Pfizer Inc, AbbVie Inc, AstraZeneca Plc, Biogen and Alnylam Pharmaceuticals Inc each agreed to put $10 million toward the effort, funding that will make it possible to complete exome sequencing of 500,000 participants by the end of 2019, rather than Regeneron’s original timeline of 2022.
The exome is the small percentage of the human genome containing all coding genes for proteins, which are used as targets for many medicines.
“This is great example of the life sciences industry stepping up and giving back something that is going to help society while also accelerating our own efforts to come up with new drug targets and new medicines,” Yancopoulos said.

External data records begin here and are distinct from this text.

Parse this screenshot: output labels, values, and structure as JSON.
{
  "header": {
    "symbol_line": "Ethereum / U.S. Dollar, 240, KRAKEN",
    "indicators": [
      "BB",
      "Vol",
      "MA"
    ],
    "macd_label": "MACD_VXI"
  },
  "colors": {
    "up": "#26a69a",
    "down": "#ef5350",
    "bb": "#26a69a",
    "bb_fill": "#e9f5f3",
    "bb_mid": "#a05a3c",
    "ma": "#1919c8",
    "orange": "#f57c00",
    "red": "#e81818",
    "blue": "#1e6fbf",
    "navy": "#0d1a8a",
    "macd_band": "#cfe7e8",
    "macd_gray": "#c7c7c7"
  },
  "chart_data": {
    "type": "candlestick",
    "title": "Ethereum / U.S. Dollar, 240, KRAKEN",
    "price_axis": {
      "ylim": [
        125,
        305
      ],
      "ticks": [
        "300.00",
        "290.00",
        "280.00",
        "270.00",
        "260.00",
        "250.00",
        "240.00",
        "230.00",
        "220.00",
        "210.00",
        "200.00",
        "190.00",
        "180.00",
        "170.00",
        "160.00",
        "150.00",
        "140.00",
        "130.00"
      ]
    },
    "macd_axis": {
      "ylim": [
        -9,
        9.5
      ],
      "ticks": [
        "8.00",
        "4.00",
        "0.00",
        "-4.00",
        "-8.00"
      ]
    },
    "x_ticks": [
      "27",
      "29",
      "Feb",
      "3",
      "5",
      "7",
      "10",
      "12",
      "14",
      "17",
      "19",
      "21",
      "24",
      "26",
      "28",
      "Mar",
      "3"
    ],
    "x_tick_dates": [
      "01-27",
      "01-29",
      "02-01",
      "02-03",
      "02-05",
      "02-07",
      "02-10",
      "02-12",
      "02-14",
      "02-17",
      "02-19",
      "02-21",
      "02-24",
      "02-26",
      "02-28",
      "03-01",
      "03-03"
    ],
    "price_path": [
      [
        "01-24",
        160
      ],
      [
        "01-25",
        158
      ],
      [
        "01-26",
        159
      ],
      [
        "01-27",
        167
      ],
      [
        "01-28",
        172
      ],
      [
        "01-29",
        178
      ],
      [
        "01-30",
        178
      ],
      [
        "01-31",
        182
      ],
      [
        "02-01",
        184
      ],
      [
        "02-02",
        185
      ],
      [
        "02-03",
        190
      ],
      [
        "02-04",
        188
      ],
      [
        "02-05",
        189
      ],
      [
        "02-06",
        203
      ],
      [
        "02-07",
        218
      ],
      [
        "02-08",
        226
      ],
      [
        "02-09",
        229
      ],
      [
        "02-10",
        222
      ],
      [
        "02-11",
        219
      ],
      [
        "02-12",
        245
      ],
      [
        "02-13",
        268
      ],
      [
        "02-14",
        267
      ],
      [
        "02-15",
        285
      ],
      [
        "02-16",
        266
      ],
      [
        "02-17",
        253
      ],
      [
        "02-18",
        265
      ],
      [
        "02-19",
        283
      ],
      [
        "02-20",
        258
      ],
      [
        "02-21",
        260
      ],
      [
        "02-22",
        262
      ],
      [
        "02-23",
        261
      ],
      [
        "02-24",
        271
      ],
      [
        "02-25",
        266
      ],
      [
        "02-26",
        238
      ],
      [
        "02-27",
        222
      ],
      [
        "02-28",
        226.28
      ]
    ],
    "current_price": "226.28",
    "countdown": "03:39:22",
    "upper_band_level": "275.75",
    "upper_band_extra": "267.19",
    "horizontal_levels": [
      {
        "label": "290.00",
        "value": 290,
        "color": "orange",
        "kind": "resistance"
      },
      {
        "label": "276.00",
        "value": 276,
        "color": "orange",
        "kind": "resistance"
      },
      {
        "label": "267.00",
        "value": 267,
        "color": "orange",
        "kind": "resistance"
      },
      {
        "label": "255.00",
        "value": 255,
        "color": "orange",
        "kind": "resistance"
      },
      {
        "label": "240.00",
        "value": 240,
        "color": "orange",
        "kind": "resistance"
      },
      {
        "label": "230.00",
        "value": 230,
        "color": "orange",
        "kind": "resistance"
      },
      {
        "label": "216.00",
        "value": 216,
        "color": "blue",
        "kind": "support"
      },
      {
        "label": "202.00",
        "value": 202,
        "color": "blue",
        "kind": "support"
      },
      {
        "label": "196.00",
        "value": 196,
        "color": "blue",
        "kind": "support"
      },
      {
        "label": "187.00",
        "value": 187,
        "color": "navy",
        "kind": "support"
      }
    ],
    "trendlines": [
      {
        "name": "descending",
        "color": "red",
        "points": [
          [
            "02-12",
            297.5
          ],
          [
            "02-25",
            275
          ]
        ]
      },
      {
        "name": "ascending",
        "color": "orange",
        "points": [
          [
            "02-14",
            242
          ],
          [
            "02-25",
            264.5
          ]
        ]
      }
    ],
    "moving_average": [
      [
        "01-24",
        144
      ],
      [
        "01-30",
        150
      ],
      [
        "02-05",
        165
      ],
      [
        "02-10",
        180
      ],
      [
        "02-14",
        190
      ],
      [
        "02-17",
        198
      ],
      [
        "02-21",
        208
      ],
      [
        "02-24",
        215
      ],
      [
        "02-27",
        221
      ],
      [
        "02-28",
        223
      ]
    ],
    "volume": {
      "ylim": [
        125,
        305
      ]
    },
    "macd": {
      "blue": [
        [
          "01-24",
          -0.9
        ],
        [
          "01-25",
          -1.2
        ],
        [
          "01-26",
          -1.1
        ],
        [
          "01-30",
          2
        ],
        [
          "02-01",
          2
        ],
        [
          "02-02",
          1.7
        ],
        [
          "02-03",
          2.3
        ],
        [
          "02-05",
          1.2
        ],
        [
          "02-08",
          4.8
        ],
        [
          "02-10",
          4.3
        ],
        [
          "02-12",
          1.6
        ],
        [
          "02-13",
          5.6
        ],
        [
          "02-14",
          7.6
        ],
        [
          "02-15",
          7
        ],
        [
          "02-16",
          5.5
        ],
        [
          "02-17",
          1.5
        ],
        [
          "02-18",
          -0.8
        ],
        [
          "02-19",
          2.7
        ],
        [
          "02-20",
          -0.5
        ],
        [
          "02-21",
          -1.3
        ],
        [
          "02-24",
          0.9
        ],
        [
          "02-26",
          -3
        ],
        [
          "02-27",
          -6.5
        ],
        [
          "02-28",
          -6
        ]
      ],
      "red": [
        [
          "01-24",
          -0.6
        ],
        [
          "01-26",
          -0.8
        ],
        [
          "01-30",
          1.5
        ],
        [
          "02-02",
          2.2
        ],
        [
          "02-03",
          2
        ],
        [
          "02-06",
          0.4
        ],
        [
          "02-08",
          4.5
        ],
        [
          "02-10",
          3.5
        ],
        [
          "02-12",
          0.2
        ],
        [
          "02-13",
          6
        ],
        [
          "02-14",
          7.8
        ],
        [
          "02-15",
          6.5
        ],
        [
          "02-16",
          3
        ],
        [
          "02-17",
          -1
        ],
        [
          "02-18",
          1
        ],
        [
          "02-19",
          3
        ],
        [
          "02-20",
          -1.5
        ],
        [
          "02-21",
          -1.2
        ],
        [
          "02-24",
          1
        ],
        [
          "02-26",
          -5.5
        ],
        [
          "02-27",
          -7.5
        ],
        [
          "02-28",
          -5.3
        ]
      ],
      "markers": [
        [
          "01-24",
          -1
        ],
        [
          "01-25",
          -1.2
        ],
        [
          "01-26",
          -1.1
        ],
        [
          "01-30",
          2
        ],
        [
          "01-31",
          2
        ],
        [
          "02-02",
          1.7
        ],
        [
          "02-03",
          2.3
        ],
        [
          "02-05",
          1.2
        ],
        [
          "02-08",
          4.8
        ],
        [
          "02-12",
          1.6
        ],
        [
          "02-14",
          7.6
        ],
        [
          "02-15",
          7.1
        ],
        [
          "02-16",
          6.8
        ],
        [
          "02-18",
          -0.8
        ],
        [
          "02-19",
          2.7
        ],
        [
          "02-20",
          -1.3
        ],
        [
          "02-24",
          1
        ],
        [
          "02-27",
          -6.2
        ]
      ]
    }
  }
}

“Historically, (industry) failure rates have been too high and that’s one of the reasons healthcare costs are so high,” he said. “Genetically validated targets have a much higher success rate.”
The data linking human genetic variations to human biology and disease could also help the U.S. National Institutes of Health and academic researchers make their own discoveries, Yancopoulos said.
In addition to new funding, rapidly improving technology will hasten the project. “We have been more than doubling our sequencing capacity every year,” he said.
The UK Biobank is an exceptional partner for the effort, he said, because of the enormous amount of medical data it has compiled, including whole-body imaging and periodic MRI scans of the brain, chest and abdomen in addition to primary care information.
Yancopoulos acknowledged likely limits to genetic variations and diversity with all subjects coming from the UK and hopes this will spur similar large-scale efforts with other populations.
“We are looking for other big projects to do. We think this a great model.”